Full Program Transfer
ISII provides full program transfer from the purveyor to the community. This approach entails training a progenitor generation (Generation 1) and selecting leaders from this group to build an infrastructure to carry out training, coaching, fidelity checks, certification, and further tailoring within their site. Approximately two to four years of support is required to complete full transfer. Data from the Norwegian project, which began more than 15 years ago, provide strong support that fidelity to the PMTO model can be sustained (Forgatch, Patterson, & Gewirtz, 2013). For example, in Norway, ISII trained and certified 29 G1 PMTO therapists. In the 10 years following their certification, 92% were still certified and practicing PMTO. As of 2014 there are more than 900 registered PMTO practitioners in more than 300 workplaces throughout the nation. We have also successfully employed this full-transfer approach in wide-scale implementations in Iceland, The Netherlands, Denmark, Michigan, Kansas, and British Columbia. What sets us apart from many programs is that we elicit local involvement, help their leaders select and train, and then we let go. As communities establish their own infrastructure and trained leaders, the ISII team becomes less involved and provides consultation upon request. Our continued connection with full program-transfer sites is based on fidelity ratings.
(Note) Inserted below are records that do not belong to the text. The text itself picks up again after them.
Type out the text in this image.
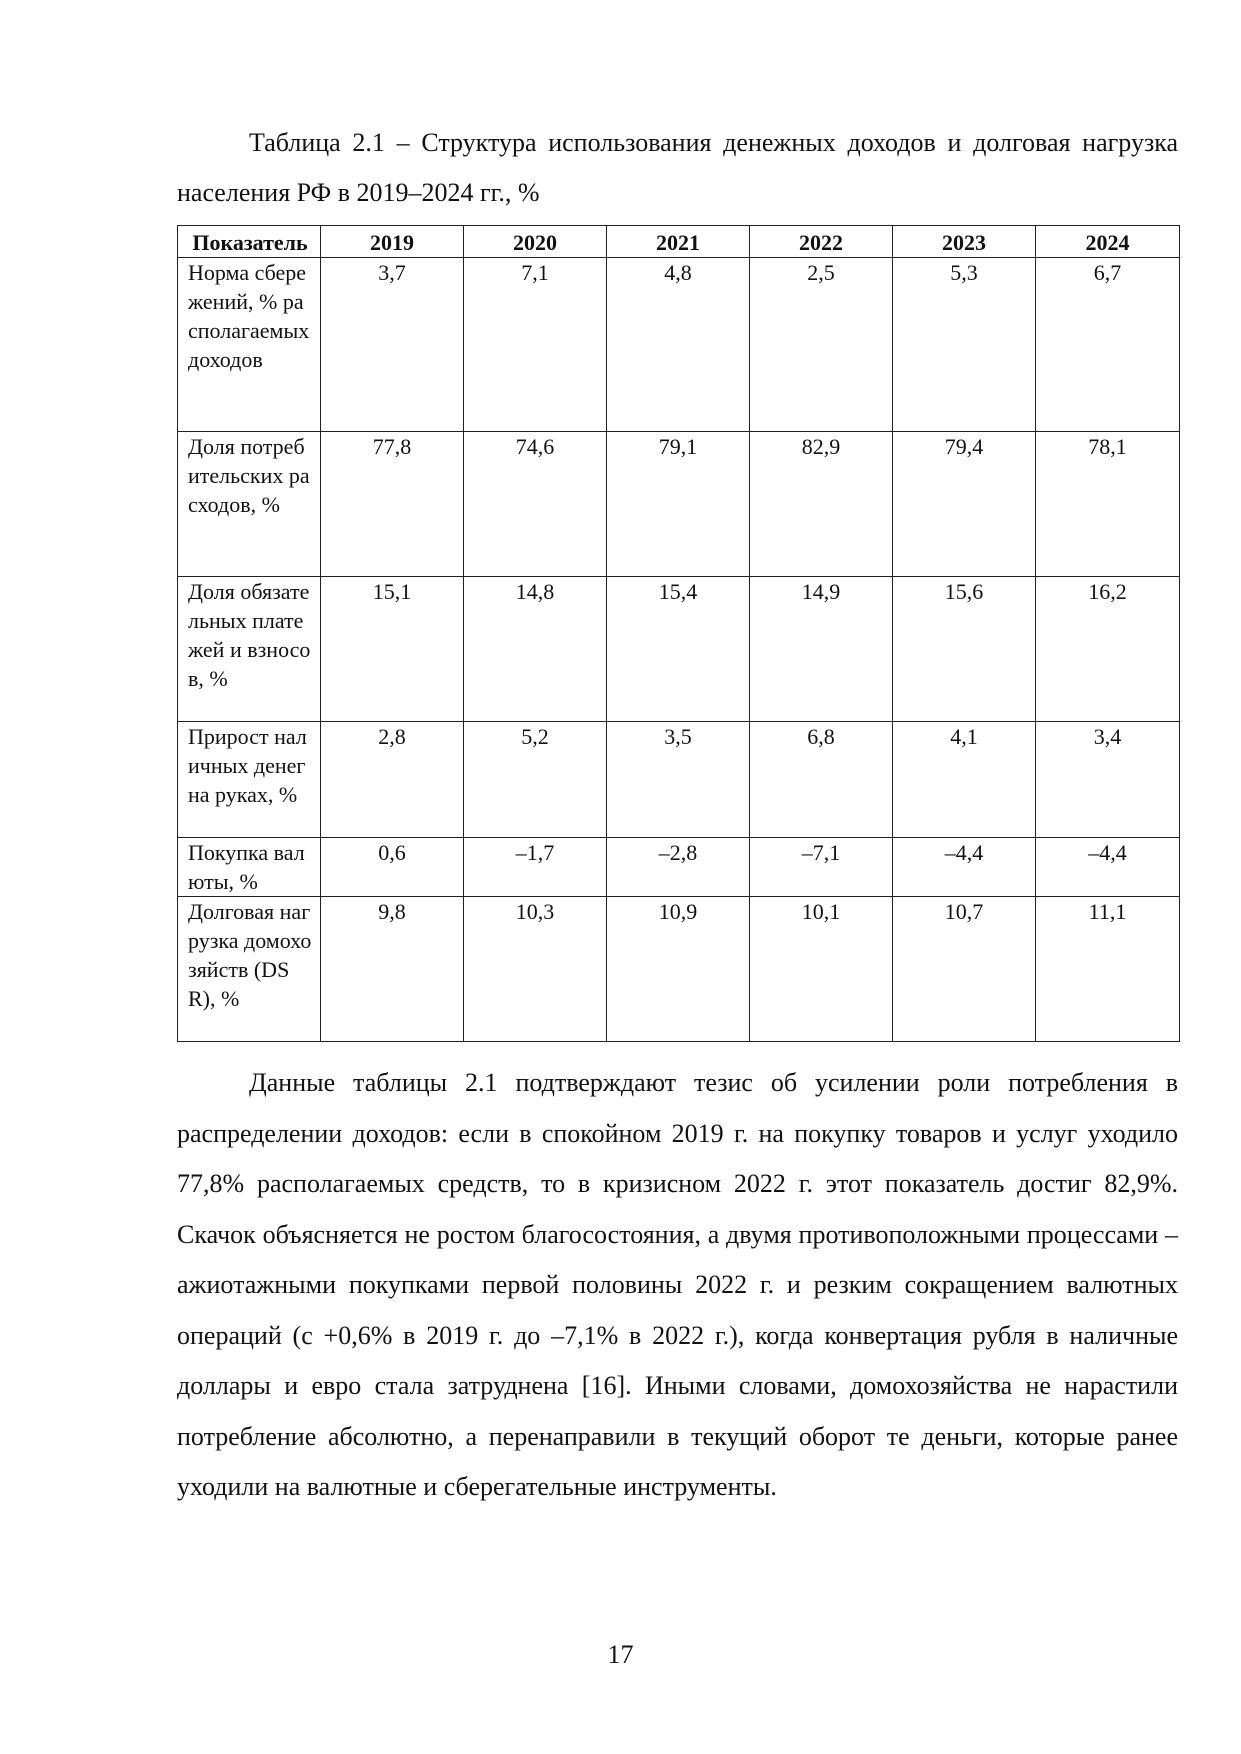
Таблица 2.1 – Структура использования денежных доходов и долговая нагрузка населения РФ в 2019–2024 гг., %
Показатель	2019	2020	2021	2022	2023	2024
Норма сбережений, % располагаемых доходов	3,7	7,1	4,8	2,5	5,3	6,7
Доля потребительских расходов, %	77,8	74,6	79,1	82,9	79,4	78,1
Доля обязательных платежей и взносов, %	15,1	14,8	15,4	14,9	15,6	16,2
Прирост наличных денег на руках, %	2,8	5,2	3,5	6,8	4,1	3,4
Покупка валюты, %	0,6	–1,7	–2,8	–7,1	–4,4	–4,4
Долговая нагрузка домохозяйств (DSR), %	9,8	10,3	10,9	10,1	10,7	11,1
Данные таблицы 2.1 подтверждают тезис об усилении роли потребления в распределении доходов: если в спокойном 2019 г. на покупку товаров и услуг уходило 77,8% располагаемых средств, то в кризисном 2022 г. этот показатель достиг 82,9%. Скачок объясняется не ростом благосостояния, а двумя противоположными процессами – ажиотажными покупками первой половины 2022 г. и резким сокращением валютных операций (с +0,6% в 2019 г. до –7,1% в 2022 г.), когда конвертация рубля в наличные доллары и евро стала затруднена [16]. Иными словами, домохозяйства не нарастили потребление абсолютно, а перенаправили в текущий оборот те деньги, которые ранее уходили на валютные и сберегательные инструменты.
17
Ensuring sustained fidelity to the PMTO model is of great importance to ISII. Our fidelity measure has been validated in three studies showing that competent adherence to the PMTO model predicts improvements before and after treatment in parenting practices and child outcomes (Forgatch & DeGarmo, 2011; Forgatch, Patterson, & DeGarmo, 2005; Hukkelberg & Ogden, 2013). As part of the full transfer PMTO program, certified PMTO practitioners receive training in our observation-based measure, Fidelity of Implementation Rating System (FIMP: Knutson, Forgatch, Rains, & Sigmarsdóttir, 2009), and then they become part of our international FIMP network. To ensure sustained fidelity and prevent drift in current and future generations, we conduct periodic reliability checks between community and ISII FIMP rating teams.